KUALA LUMPUR, March 20 — A developer denied today rumours that Publika was hosting a Nazi punk underground concert in April, following uproar among the mall’s mostly middle class patrons.

UEM Sunrise, owners of Publika, a posh mall typically frequented by the country’s most privileged elites, issued a statement saying it had never authorised the event to take place at its premises.

“In response to the comments...that an event named Death to the Antifa fest @ Black Box strongly denies that such an event is taking place at Black Box, Publika,” UEM Sunrise’s statement read.

Antifa is short form for anti-fascists, a reference to pro-multiculturalism skinheads and underground “scenesters”.

The former, also known as Skinheads Against Racial Prejudice or SHARP in short, are mortal enemies of the local Nazi skinheads and punks, a fierce tribal rivalry that has lasted for decades.

“No authorisation has been given for such [an] event to take place,” UEM Sunrise added.

Malay Mail was made to understand that the concert was a hoax, and that the Nazi group had never intended to organise such a concert.

“Publika, bro,” a member of one of the Nazi punk bands named in the flyer at the centre of the controversy told Malay Mail.

“Do we look like those who want to play there?”

The rumour about the concert picked up wind after a few Twitter users raised concerns about the possibility that the event would become a platform for hate speech.

Most of the complainants, self-professed “liberals”, argued that allowing the concert was inappropriate at a time of heightened concern over the Christchurch mosque shooting in New Zealand that saw 50 people killed by a racist terrorist, who acted alone.

“Can we exert pressure on UEM Sunrise so this Nazi gig is cancelled? F**k the fascists, deplatform hate speech,” said a Twitter user by the name @hasbeemasputra.

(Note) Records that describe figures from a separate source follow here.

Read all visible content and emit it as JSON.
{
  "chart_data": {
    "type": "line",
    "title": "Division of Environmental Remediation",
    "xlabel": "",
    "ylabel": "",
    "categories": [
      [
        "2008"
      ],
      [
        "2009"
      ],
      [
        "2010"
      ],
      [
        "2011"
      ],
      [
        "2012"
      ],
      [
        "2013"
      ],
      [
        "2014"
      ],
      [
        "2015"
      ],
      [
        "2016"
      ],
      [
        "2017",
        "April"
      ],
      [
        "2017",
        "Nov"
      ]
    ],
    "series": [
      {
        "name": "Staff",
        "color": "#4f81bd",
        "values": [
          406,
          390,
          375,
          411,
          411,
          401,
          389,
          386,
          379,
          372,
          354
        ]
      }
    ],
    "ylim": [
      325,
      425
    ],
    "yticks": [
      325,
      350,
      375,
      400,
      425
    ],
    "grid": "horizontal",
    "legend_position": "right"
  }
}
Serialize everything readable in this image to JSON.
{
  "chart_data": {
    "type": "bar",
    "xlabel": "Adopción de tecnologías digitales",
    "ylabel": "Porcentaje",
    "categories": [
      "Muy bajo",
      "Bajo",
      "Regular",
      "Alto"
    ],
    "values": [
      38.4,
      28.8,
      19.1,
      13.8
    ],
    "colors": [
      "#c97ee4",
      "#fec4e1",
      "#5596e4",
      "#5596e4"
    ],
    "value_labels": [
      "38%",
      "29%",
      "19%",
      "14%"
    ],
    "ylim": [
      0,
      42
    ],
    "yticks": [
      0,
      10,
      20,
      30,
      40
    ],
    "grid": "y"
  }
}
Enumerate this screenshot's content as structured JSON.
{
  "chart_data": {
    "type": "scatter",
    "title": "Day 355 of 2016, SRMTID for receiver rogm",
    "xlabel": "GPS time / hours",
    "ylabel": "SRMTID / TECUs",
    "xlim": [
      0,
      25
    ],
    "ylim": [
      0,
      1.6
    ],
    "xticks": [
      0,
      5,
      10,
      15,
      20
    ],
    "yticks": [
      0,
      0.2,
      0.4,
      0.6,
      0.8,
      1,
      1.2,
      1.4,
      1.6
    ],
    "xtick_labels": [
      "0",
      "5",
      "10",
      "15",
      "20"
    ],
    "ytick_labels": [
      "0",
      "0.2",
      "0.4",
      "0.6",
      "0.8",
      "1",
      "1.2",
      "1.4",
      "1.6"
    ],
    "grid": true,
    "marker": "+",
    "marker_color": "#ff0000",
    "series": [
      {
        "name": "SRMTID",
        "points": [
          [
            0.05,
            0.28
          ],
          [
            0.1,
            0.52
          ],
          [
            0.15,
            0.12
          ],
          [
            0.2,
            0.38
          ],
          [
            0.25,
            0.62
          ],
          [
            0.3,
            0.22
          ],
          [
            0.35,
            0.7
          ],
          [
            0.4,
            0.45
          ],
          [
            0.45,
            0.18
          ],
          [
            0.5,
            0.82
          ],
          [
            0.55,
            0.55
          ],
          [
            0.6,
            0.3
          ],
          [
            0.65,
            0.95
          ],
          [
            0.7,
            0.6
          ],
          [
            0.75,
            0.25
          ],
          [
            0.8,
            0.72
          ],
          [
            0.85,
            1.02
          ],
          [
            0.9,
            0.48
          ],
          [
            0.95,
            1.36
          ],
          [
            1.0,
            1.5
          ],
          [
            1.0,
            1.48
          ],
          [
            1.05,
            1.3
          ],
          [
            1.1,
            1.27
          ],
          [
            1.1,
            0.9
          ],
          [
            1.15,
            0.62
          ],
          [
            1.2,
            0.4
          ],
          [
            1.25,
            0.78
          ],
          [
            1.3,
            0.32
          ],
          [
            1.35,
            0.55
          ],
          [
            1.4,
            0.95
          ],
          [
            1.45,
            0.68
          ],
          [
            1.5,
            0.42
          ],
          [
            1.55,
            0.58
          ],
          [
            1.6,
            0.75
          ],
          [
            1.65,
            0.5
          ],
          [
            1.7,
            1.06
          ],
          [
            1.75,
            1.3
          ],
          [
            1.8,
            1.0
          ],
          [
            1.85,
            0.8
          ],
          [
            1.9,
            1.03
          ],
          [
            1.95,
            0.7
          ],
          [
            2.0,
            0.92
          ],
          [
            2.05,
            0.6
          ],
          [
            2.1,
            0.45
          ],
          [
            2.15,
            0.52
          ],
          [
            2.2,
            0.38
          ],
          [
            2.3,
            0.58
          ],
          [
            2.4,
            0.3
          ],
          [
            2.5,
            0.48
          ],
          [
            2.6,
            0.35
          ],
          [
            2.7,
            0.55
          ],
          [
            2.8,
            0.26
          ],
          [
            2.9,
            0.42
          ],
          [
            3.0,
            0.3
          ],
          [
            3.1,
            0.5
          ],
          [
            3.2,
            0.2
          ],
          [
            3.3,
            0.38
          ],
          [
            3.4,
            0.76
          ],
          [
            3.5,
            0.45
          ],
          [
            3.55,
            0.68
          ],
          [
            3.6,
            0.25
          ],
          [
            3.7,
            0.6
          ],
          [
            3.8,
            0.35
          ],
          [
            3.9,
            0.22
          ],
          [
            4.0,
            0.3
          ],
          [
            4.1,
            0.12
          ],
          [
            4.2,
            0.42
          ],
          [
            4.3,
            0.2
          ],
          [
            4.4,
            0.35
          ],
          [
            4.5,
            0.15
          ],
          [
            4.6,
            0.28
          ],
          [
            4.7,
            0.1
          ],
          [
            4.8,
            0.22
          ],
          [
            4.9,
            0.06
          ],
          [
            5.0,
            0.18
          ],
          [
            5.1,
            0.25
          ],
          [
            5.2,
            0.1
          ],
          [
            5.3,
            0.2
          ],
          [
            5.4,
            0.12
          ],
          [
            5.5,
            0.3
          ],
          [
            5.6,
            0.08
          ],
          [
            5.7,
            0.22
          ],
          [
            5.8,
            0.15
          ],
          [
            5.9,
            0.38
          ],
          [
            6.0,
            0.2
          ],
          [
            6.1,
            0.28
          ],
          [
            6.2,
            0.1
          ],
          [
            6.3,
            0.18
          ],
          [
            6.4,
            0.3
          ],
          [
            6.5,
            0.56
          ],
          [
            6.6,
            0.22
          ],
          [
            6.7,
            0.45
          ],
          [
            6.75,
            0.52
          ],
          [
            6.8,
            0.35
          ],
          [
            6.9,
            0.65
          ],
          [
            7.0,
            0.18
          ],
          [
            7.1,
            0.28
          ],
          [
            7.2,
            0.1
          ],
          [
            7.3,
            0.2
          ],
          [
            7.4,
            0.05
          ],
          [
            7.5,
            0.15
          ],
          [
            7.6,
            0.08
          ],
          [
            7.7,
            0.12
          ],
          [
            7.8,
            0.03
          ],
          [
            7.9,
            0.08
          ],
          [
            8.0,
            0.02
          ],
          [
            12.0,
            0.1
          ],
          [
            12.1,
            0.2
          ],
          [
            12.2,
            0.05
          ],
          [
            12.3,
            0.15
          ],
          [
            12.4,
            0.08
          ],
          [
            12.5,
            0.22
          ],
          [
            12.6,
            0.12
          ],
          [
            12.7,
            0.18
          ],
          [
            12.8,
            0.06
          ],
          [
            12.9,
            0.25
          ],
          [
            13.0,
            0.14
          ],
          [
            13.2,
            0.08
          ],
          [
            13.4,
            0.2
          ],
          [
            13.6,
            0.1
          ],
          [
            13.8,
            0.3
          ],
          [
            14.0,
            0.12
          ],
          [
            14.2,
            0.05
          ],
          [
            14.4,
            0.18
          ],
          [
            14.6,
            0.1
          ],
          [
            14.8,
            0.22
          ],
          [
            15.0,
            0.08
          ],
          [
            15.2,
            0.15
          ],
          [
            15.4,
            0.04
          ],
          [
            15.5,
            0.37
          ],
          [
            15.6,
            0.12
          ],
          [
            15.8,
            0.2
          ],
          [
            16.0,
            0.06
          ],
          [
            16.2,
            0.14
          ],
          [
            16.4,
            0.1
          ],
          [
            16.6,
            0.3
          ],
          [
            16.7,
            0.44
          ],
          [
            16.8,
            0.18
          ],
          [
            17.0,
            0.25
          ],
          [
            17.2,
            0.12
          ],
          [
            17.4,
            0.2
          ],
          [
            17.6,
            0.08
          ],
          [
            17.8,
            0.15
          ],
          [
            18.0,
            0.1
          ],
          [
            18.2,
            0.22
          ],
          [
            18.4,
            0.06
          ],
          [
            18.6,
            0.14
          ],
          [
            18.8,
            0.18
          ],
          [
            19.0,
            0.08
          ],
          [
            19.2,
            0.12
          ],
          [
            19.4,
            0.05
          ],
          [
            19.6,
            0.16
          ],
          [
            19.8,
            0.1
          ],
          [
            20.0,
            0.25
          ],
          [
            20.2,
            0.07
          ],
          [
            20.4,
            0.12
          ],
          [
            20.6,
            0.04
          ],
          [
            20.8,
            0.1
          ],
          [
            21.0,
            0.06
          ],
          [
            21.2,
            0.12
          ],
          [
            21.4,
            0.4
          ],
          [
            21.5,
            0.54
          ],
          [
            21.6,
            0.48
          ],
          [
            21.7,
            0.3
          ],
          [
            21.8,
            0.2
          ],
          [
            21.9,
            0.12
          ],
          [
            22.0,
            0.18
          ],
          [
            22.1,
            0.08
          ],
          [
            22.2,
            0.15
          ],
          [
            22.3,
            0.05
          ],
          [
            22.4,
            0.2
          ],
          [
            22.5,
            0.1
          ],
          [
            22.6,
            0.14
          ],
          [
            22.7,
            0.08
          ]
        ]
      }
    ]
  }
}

But calling for the event to be cancelled would likely spark accusations of hypocrisy. Malaysian liberals often preach about free expression, but in this case want the authorities to clamp down on the event, citing unproven claims that such a concert would promote racial tension or violence.

Nazi punk bands, with mostly poor Malay members, have played the underground circuit as early as the late 80s, often without protest since many of the concerts often take place in secluded and working class locations like Chow Kit Road or Ampang.

It is unclear if those protesting the concert are calling for a total ban of Nazi punk music or because the supposed concert was taking place at a place like Publika, a space otherwise perceived to be reserved for middle class art.